November 17, 2025
Can a capital reserve arising from an amalgamation be treated as taxable income under Section 28(iv) of the Income Tax Act?
Section 28(iv) of the Income Tax Act, 1961 deals with the taxation of perquisites or benefits received by a taxpayer in the course of business or profession.
Conditions for Taxability:
The benefit must be received in the course of carrying out the business or profession.
It must be non-monetary (i.e., not in cash).
It should be of a revenue nature, not capital in nature.
A capital reserve arising out of an amalgamation refers to the reserve created in the books of the acquiring company as a result of the merger or consolidation of two or more companies. It reflects the difference between the fair value of assets acquired and the liabilities assumed during the amalgamation process.

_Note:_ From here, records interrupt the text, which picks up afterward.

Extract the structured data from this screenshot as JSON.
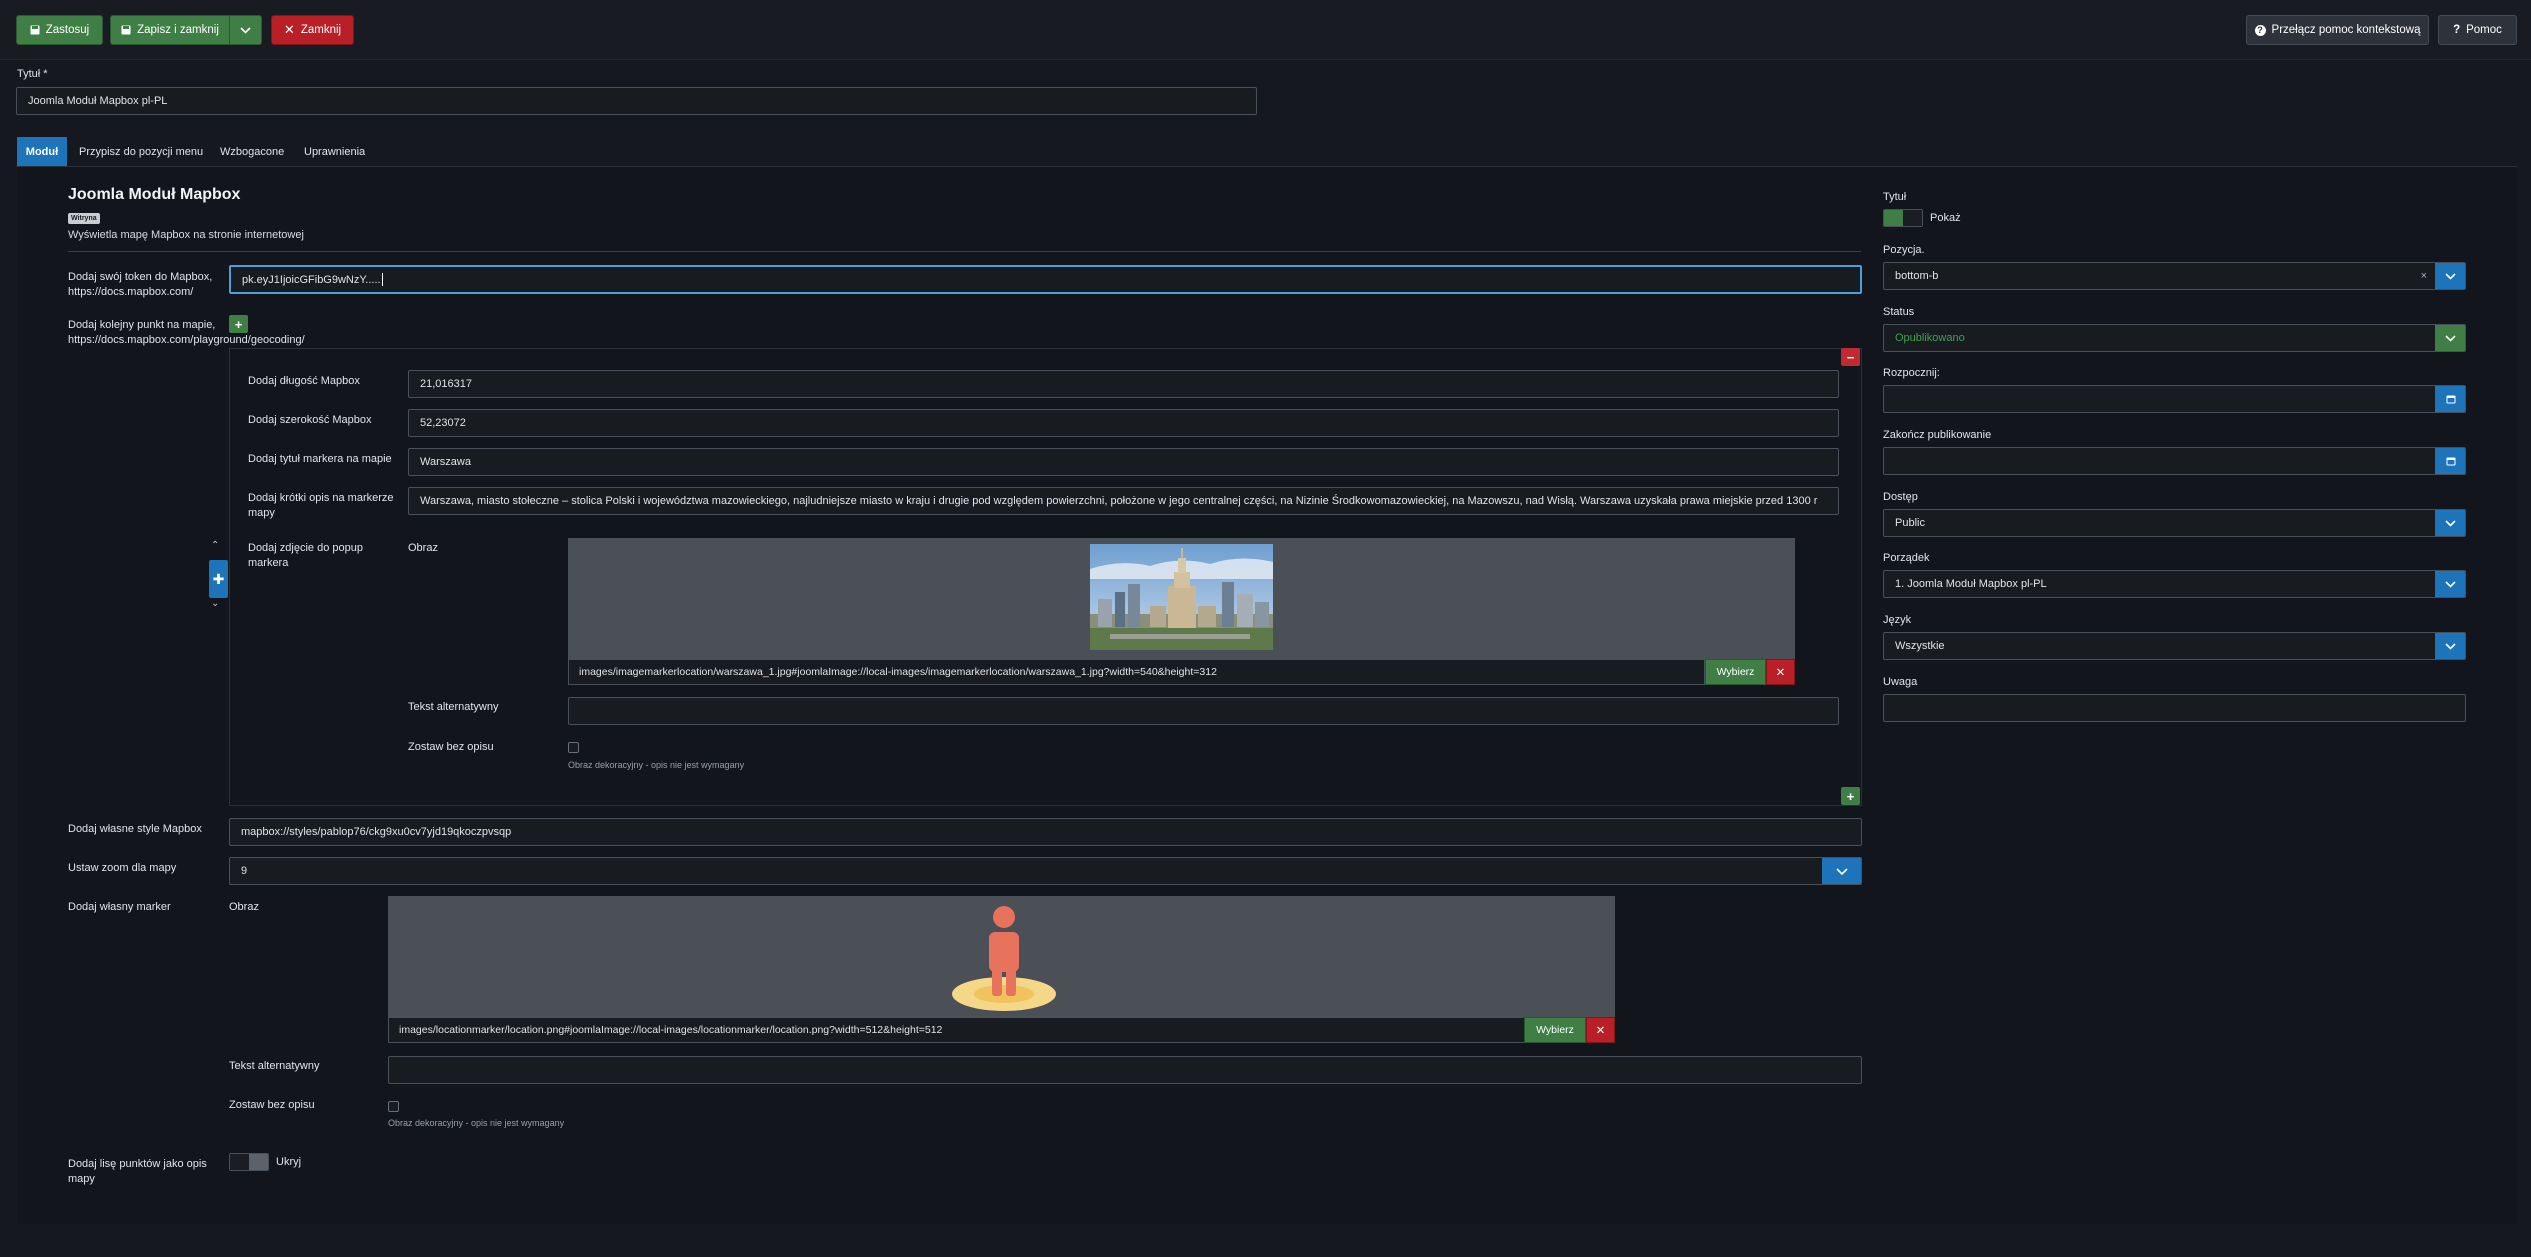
{
  "toolbar": {
    "apply": "Zastosuj",
    "save_close": "Zapisz i zamknij",
    "close": "Zamknij",
    "context_help": "Przełącz pomoc kontekstową",
    "help": "Pomoc"
  },
  "title_field": {
    "label": "Tytuł *",
    "value": "Joomla Moduł Mapbox pl-PL"
  },
  "tabs": [
    "Moduł",
    "Przypisz do pozycji menu",
    "Wzbogacone",
    "Uprawnienia"
  ],
  "module": {
    "heading": "Joomla Moduł Mapbox",
    "badge": "Witryna",
    "description": "Wyświetla mapę Mapbox na stronie internetowej"
  },
  "token": {
    "label": "Dodaj swój token do Mapbox, https://docs.mapbox.com/",
    "value": "pk.eyJ1IjoicGFibG9wNzY....."
  },
  "point": {
    "label": "Dodaj kolejny punkt na mapie, https://docs.mapbox.com/playground/geocoding/",
    "lng_label": "Dodaj długość Mapbox",
    "lng_value": "21,016317",
    "lat_label": "Dodaj szerokość Mapbox",
    "lat_value": "52,23072",
    "title_label": "Dodaj tytuł markera na mapie",
    "title_value": "Warszawa",
    "desc_label": "Dodaj krótki opis na markerze mapy",
    "desc_value": "Warszawa, miasto stołeczne – stolica Polski i województwa mazowieckiego, najludniejsze miasto w kraju i drugie pod względem powierzchni, położone w jego centralnej części, na Nizinie Środkowomazowieckiej, na Mazowszu, nad Wisłą. Warszawa uzyskała prawa miejskie przed 1300 r",
    "photo_label": "Dodaj zdjęcie do popup markera",
    "image_label": "Obraz",
    "image_path": "images/imagemarkerlocation/warszawa_1.jpg#joomlaImage://local-images/imagemarkerlocation/warszawa_1.jpg?width=540&height=312",
    "select": "Wybierz",
    "alt_label": "Tekst alternatywny",
    "alt_value": "",
    "nodesc_label": "Zostaw bez opisu",
    "nodesc_hint": "Obraz dekoracyjny - opis nie jest wymagany"
  },
  "style": {
    "label": "Dodaj własne style Mapbox",
    "value": "mapbox://styles/pablop76/ckg9xu0cv7yjd19qkoczpvsqp"
  },
  "zoom": {
    "label": "Ustaw zoom dla mapy",
    "value": "9"
  },
  "marker": {
    "label": "Dodaj własny marker",
    "image_label": "Obraz",
    "image_path": "images/locationmarker/location.png#joomlaImage://local-images/locationmarker/location.png?width=512&height=512",
    "select": "Wybierz",
    "alt_label": "Tekst alternatywny",
    "alt_value": "",
    "nodesc_label": "Zostaw bez opisu",
    "nodesc_hint": "Obraz dekoracyjny - opis nie jest wymagany"
  },
  "list_points": {
    "label": "Dodaj lisę punktów jako opis mapy",
    "state": "Ukryj"
  },
  "sidebar": {
    "title_label": "Tytuł",
    "title_state": "Pokaż",
    "position_label": "Pozycja.",
    "position_value": "bottom-b",
    "status_label": "Status",
    "status_value": "Opublikowano",
    "start_label": "Rozpocznij:",
    "start_value": "",
    "end_label": "Zakończ publikowanie",
    "end_value": "",
    "access_label": "Dostęp",
    "access_value": "Public",
    "order_label": "Porządek",
    "order_value": "1. Joomla Moduł Mapbox pl-PL",
    "lang_label": "Język",
    "lang_value": "Wszystkie",
    "note_label": "Uwaga",
    "note_value": ""
  },
  "colors": {
    "green": "#3f7f45",
    "red": "#b81f26",
    "blue": "#1d74b8",
    "published": "#3fa34d"
  }
}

Source of Capital Reserve in Amalgamation:
In a notable judgment, the Income Tax Appellate Tribunal (ITAT), Mumbai ruled in favor of Samagra Wealthmax Private Limited, holding that capital reserves arising from amalgamation are not taxable as income under Section 28(iv) of the Income Tax Act. This decision is crucial for companies involved in corporate restructuring and amalgamations.
Case Background:
Assessee: Samagra Wealthmax Pvt. Ltd., engaged in real estate activities.

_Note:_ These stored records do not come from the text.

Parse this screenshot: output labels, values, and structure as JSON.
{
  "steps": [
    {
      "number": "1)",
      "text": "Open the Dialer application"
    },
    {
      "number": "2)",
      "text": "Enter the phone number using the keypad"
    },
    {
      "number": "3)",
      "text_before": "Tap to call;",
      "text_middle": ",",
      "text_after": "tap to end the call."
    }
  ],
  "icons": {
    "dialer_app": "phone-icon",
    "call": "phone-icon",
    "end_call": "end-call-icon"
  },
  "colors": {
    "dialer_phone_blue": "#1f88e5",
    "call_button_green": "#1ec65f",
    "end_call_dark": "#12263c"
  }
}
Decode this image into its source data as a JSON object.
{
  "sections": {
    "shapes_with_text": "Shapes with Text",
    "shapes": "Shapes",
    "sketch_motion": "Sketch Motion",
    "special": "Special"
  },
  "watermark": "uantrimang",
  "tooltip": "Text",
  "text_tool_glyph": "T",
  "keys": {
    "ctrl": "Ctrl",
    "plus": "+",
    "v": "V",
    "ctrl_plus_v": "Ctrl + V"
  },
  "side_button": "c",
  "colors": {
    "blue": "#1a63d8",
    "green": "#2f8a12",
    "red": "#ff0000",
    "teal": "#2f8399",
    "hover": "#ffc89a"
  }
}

Transaction:The company underwent a corporate restructuring where M/s Celina Buildcon and Infra Pvt. Ltd. was amalgamated with it.

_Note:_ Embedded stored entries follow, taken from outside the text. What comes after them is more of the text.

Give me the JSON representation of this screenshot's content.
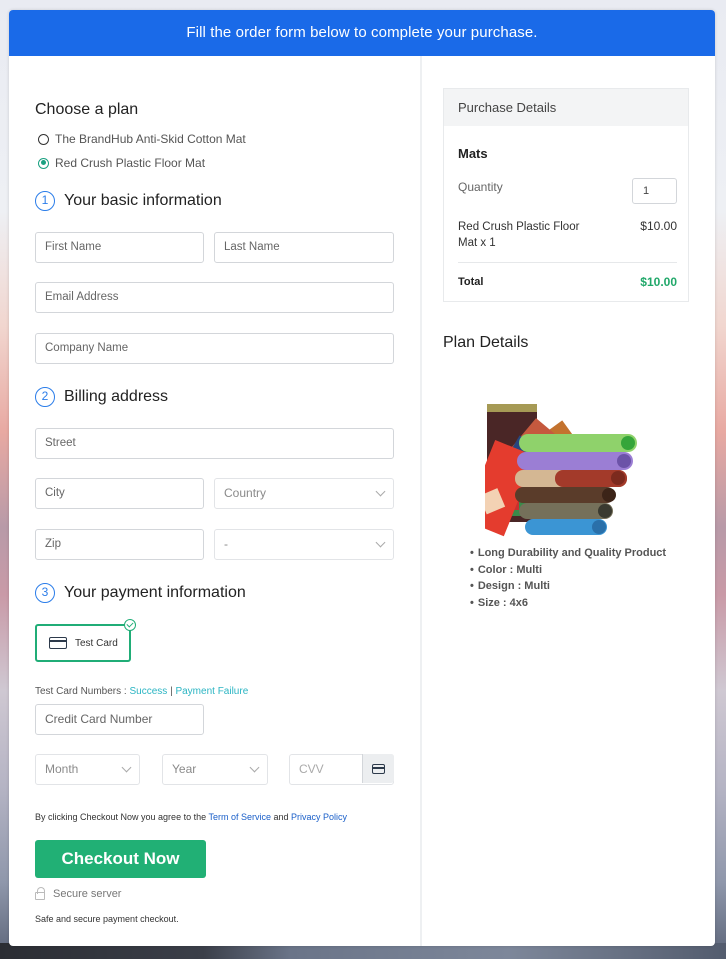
{
  "banner": {
    "text": "Fill the order form below to complete your purchase."
  },
  "plan": {
    "heading": "Choose a plan",
    "options": [
      {
        "label": "The BrandHub Anti-Skid Cotton Mat",
        "selected": false
      },
      {
        "label": "Red Crush Plastic Floor Mat",
        "selected": true
      }
    ]
  },
  "basic_info": {
    "number": "1",
    "title": "Your basic information",
    "first_name_placeholder": "First Name",
    "last_name_placeholder": "Last Name",
    "email_placeholder": "Email Address",
    "company_placeholder": "Company Name"
  },
  "billing": {
    "number": "2",
    "title": "Billing address",
    "street_placeholder": "Street",
    "city_placeholder": "City",
    "country_selected": "Country",
    "zip_placeholder": "Zip",
    "state_selected": "-"
  },
  "payment": {
    "number": "3",
    "title": "Your payment information",
    "method_label": "Test Card",
    "test_numbers_label": "Test Card Numbers :",
    "success_link": "Success",
    "separator": "|",
    "failure_link": "Payment Failure",
    "card_number_placeholder": "Credit Card Number",
    "month_selected": "Month",
    "year_selected": "Year",
    "cvv_placeholder": "CVV"
  },
  "terms": {
    "prefix": "By clicking Checkout Now you agree to the",
    "tos_link": "Term of Service",
    "and": "and",
    "privacy_link": "Privacy Policy"
  },
  "checkout": {
    "button_label": "Checkout Now",
    "secure_label": "Secure server",
    "safe_text": "Safe and secure payment checkout."
  },
  "purchase_details": {
    "heading": "Purchase Details",
    "category": "Mats",
    "quantity_label": "Quantity",
    "quantity_value": "1",
    "item_name": "Red Crush Plastic Floor Mat x 1",
    "item_price": "$10.00",
    "total_label": "Total",
    "total_value": "$10.00"
  },
  "plan_details": {
    "heading": "Plan Details",
    "image_alt": "rolled-floor-mats-image",
    "features": [
      "Long Durability and Quality Product",
      "Color : Multi",
      "Design : Multi",
      "Size : 4x6"
    ]
  },
  "colors": {
    "banner": "#1a6ae8",
    "accent_green": "#21b075",
    "step_blue": "#2b7de9",
    "link_teal": "#2bb5c3",
    "total_green": "#21a86a"
  }
}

Purpose of Amalgamation:To simplify the group structure, reduce administrative overhead, and enhance operational efficiency.
Key Issue:Post-amalgamation, a capital reserve was created in the assessee’s books. The Assessing Officer (AO) added this reserve as income under Section 28(iv), arguing it represented a non-monetary benefit received without consideration.
No Perquisite or Benefit: The ITAT observed that the assessee did not receive any tangible or intangible benefit from the amalgamation. The process was an internal restructuring, and the company’s overall financial position remained unchanged.
Nature of the Reserve:The capital reserve was merely a book entry reflecting the accounting adjustments post-amalgamation, not an income item.
Business ContextThe amalgamation was not a business transaction but an Internal restructuring exercise. Therefore, it could not be classified as a business activity giving rise to taxable perquisites.
The ITAT referred to earlier rulings where capital receipts from restructuring activities were held to be non-taxable, as they do not constitute revenue income.
This ruling clarifies the scope of Section 28(iv) and helps in advising clients on handling accounting entries related to amalgamations. It also helps in accurate tax filings and preparedness for Audits without any fear of Litigations under treatment of such Reserves.
The Judgement has also reduced Ambiguity regarding the Treatment of Reserves arising out of Amalgamation and it has become very easy for tax practitioners to explain it to the Clients.
Companies involved in mergers, demergers, or restructuring can be reassured that capital reserves created during such transactions are not taxable under Section 28(iv).
The ITAT upheld the CIT(A)'s order, which had already deleted the AO’s additions.
It confirmed that the capital reserve arising from the amalgamation is capital in nature and not taxable under Section 28(iv).